The properties of lipases mainly include the optimum temperature and pH, temperature and pH stability, and substrate specificity. To date, a large number of microbial lipases have been isolated and purified, and their properties have been studied. They differ in molecular weight, optimum pH, optimum temperature, pH and thermal stability, isoelectric point and other biochemical properties. In general, microbial lipases have a wider action pH and temperature range, higher stability and activity, higher specificity for substrates than animal and plant lipases.

The catalytic properties of lipases are that their catalytic activity at the oil-water interface is the greatest. As early as 1958, Sarda and Desnnelv discovered this phenomenon. The water-soluble enzyme acts on the water-insoluble substrate and the reaction proceeds at the interface of two completely different phases that are separated from one another. This is a feature that distinguishes lipase from esterase. The substrate for esterase is water-soluble.

Catalytic Mechanism

Lipases have an affinity at the oil-water interface and can catalyze the hydrolysis of water-insoluble lipids at the oil-water interface at high rates. Different lipases from different sources may have large differences in amino acid sequence, but their tertiary structures are very similar. The residue of the active site of lipase consists of serine, aspartic acid, and histidine and belongs to serine proteases. The catalytic site of the lipase is buried in the molecule and the surface is covered by a screw cap structure formed by relatively hydrophobic amino acid residues (also called “lid”), which protects the triplet catalytic site. The amphipathic nature of the alpha-helix in the "lid" affects the ability of the lipase to bind to the substrate at the oil-water interface, and the diminished amphiphilicity will result in decreased lipase activity. The outer surface of the "lid" is relatively hydrophilic, while the inner surface facing the inside is relatively hydrophobic. Due to the association of the lipase with the oil-water interface, the “lid” is opened and the active site is exposed, so that the binding ability of the substrate to the lipase is enhanced, and the substrate easily enters the hydrophobic channel and binds to the active site. Interface activation can increase the hydrophobicity near the catalytic site, leading to α-helix reorientation, thereby exposing the catalytic site.

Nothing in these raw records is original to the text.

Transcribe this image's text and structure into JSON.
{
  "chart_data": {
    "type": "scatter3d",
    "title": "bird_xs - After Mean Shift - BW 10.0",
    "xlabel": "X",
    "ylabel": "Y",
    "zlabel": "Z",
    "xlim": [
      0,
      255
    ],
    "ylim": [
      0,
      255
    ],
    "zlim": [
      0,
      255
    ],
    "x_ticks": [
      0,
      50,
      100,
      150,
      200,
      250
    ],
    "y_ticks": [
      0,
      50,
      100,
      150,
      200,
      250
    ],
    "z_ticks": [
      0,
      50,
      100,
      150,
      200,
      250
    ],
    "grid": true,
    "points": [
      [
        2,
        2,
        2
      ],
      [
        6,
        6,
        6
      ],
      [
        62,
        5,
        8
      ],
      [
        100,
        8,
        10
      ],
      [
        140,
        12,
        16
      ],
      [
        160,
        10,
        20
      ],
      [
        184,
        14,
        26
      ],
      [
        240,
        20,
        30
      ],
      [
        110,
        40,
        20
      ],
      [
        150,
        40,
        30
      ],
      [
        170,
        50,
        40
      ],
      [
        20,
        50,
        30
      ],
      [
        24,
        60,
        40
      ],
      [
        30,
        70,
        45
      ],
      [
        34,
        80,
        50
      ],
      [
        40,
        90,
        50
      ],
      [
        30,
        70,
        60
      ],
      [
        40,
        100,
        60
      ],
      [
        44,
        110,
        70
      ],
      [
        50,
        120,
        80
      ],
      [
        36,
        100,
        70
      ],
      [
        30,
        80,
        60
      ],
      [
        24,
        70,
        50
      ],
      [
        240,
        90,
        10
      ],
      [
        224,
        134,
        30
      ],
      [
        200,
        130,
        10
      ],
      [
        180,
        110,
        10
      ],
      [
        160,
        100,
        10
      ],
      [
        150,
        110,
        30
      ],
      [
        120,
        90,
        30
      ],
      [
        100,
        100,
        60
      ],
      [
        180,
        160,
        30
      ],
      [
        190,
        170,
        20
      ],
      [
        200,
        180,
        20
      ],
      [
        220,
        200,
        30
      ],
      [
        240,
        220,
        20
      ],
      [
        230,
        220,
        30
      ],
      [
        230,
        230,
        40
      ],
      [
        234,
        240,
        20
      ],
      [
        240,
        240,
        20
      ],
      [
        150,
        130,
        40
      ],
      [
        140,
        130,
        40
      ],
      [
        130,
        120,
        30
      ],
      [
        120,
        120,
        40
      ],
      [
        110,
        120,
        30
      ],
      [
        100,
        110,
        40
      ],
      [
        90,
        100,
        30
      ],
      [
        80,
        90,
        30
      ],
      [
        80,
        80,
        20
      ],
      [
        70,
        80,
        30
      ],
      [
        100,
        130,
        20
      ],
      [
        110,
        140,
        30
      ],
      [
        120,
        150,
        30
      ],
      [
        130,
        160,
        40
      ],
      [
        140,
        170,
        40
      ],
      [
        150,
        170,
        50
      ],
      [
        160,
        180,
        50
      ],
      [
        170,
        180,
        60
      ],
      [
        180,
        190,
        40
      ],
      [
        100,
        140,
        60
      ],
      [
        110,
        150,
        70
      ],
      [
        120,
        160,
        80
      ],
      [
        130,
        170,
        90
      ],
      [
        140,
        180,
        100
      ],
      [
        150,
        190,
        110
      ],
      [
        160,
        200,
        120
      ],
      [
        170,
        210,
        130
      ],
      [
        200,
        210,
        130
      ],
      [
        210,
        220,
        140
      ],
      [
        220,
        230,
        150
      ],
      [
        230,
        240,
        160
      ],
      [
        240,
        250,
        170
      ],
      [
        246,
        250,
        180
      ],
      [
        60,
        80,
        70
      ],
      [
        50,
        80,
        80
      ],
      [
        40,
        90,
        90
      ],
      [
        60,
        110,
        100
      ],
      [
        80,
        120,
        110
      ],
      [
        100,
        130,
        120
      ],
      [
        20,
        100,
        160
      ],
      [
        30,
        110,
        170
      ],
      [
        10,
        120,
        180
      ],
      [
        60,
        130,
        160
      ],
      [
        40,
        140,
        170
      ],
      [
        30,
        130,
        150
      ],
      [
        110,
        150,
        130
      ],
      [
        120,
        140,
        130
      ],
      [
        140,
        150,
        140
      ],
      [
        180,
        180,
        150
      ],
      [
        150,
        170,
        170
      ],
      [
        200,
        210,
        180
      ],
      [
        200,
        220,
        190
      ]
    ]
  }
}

The presence of the interface also allows the enzyme to form an incomplete hydration layer, which facilitates the folding of the aliphatic side chains to the surface of the enzyme molecule, making enzyme catalysis easy to perform.

Applications

Microbial-derived lipases can be used to enhance the flavor of cheese products. The limited hydrolysis of fat in milk can be used for the production of chocolate milk. Lipases can make foods generate special milk flavors. Lipases can prevent the flavor reversion of baked goods through the release of mono- and di-glycerides. Degreasing of bone during gelatin production needs to be carried out under mild conditions. Lipase-catalyzed hydrolysis can accelerate the degreasing process.